GRAFTON, Ill. – The Illinois National Guard is in Grafton now helping to fight the flood there.
Parts of the town are already underwater but people are working hard to save what they can.
Many in the town are working on a floodwall trying to save city hall, a local bank and some businesses from the still rising water.
“It`s overwhelming,” said Susan Eller about the floodwaters surrounding much of the Grafton home where she and her husband Jerry have lived in for 15 years.
It`s close to the Mississippi River but they`ve never had so much floodwater all around their house.
Their home is still dry but the water is almost inside.
They have their appliances elevated and are trying to make the best of it...fishing off their porch.
“Kind of startling actually you know that it`s this high,” said Susan.
“We moved everything out and we had a bunch of stuff in the house that we got stored right now,” added Jerry.
Many homes and businesses in Grafton are underwater.
Among them...the popular Loading Dock restaurant.
The restaurant`s owner Peter Allen told us, “The Loading Dock is going on over seven weeks closed now, over 80 employees displaced, it`s tough.”
At the Grafton Oyster Bar, they are moving out food from coolers.
The restaurant is on the second floor at Grafton Harbor and is dry but the water got so high that it had to close for safety and access reasons.
“This is probably going to be the second-worst flood of all time.
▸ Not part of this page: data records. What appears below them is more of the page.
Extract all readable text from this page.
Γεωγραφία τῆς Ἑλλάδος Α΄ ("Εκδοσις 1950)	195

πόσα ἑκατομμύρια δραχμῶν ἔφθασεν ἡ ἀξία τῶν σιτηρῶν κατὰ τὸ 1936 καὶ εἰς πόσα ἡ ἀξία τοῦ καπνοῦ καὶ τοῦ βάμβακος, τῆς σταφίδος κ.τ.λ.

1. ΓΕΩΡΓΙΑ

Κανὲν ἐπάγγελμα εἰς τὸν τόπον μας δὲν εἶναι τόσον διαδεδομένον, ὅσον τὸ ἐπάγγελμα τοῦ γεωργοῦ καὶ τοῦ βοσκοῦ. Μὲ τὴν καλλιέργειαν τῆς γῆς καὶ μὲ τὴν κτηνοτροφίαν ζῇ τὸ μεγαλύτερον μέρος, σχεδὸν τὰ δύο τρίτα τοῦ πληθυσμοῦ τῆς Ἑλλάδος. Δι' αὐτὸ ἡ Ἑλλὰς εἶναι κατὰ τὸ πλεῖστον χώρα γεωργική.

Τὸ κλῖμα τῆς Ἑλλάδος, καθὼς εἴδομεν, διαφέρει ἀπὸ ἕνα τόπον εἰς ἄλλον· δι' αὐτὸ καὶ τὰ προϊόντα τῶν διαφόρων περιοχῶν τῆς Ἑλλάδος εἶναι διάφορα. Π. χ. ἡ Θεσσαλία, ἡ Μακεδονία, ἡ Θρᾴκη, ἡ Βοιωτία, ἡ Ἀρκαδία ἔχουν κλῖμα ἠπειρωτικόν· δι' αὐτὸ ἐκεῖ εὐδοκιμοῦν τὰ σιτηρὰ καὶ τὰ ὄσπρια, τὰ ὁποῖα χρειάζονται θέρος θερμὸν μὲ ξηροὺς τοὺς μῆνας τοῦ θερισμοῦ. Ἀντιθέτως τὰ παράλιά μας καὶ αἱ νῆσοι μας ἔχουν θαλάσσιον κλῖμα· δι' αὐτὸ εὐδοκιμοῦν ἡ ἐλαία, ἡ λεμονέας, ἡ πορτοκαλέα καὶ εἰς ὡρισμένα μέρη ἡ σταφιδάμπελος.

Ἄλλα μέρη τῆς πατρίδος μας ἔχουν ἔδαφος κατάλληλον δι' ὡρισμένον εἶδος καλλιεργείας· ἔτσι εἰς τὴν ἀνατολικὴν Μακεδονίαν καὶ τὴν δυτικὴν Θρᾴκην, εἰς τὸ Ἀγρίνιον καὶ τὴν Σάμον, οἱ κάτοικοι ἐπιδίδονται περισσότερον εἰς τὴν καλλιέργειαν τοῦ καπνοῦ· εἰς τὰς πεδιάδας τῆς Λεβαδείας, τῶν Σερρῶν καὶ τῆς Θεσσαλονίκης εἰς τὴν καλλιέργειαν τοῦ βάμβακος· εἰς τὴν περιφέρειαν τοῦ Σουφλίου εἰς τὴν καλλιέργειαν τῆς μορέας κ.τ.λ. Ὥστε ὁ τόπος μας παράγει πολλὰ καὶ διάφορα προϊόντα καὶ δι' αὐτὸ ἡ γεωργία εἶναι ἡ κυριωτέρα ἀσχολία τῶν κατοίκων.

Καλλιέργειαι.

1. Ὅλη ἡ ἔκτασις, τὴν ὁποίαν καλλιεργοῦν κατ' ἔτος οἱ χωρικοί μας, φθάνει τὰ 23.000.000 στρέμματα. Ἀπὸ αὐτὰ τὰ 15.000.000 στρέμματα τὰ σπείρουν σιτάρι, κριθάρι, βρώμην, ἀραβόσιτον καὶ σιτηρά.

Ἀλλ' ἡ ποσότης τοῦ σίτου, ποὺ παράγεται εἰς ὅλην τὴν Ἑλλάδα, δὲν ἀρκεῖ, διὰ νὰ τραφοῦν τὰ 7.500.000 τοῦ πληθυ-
There`s definitely a financial impact that all the owners and citizens of Grafton definitely go through,” explained Brad Hagen, the owner of the Grafton Oyster Bar.
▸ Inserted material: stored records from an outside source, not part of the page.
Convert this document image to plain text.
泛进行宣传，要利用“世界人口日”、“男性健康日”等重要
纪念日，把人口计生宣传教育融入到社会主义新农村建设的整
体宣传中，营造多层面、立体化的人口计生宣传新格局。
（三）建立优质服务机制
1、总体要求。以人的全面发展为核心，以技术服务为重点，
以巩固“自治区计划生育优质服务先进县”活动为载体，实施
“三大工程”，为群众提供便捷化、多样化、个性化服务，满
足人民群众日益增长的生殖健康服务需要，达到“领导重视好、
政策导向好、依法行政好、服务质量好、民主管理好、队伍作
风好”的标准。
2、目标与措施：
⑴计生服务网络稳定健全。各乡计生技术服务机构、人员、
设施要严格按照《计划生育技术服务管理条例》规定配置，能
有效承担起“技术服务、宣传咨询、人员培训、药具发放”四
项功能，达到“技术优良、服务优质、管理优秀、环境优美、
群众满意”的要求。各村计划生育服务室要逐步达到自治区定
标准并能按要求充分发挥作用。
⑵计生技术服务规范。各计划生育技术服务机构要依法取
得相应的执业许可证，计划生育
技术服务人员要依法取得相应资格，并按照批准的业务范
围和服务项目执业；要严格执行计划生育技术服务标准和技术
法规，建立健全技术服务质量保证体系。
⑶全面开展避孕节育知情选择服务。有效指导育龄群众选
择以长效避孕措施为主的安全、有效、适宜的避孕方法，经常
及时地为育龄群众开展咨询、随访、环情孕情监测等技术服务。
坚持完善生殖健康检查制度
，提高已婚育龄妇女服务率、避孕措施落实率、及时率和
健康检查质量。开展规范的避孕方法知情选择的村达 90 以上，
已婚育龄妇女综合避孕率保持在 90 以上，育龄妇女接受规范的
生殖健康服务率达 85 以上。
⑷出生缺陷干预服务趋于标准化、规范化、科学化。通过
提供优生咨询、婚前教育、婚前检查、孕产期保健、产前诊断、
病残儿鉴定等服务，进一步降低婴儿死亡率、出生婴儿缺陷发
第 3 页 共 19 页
He also owns Abigail`s Taproom, another restaurant in town.
A dozen Illinois National Guard troops arrived Tuesday morning to help with the floodwall now up on part of Main Street.
There is so much water that is coming up through sewer drains and cracks in the street.
The Guard is helping to shore up problem areas---Grafton Mayor Rick Eberlin is thankful for the help.
“Grafton is going to make it- we will bounce back from this. The clean-up is going to be equally as intense as the preventative measures we`ve had,” said Eberlin.
The Mississippi River in Grafton is slated to crest Thursday at 35.5 feet. That`s the second highest crest ever only to the Great Flood of 93.
That crest was actually lowered from 36 feet which was some good news to the people in Grafton.
In a visit to Grafton Tuesday afternoon, Illinois Governor J.B. Pritzker talked about the historic nature of the flooding and the incredible amount of people including volunteers who have stepped up to help in Grafton.
Pritzker pledged state resources including more National Guard to help impacted communities like Grafton fight the historic floods.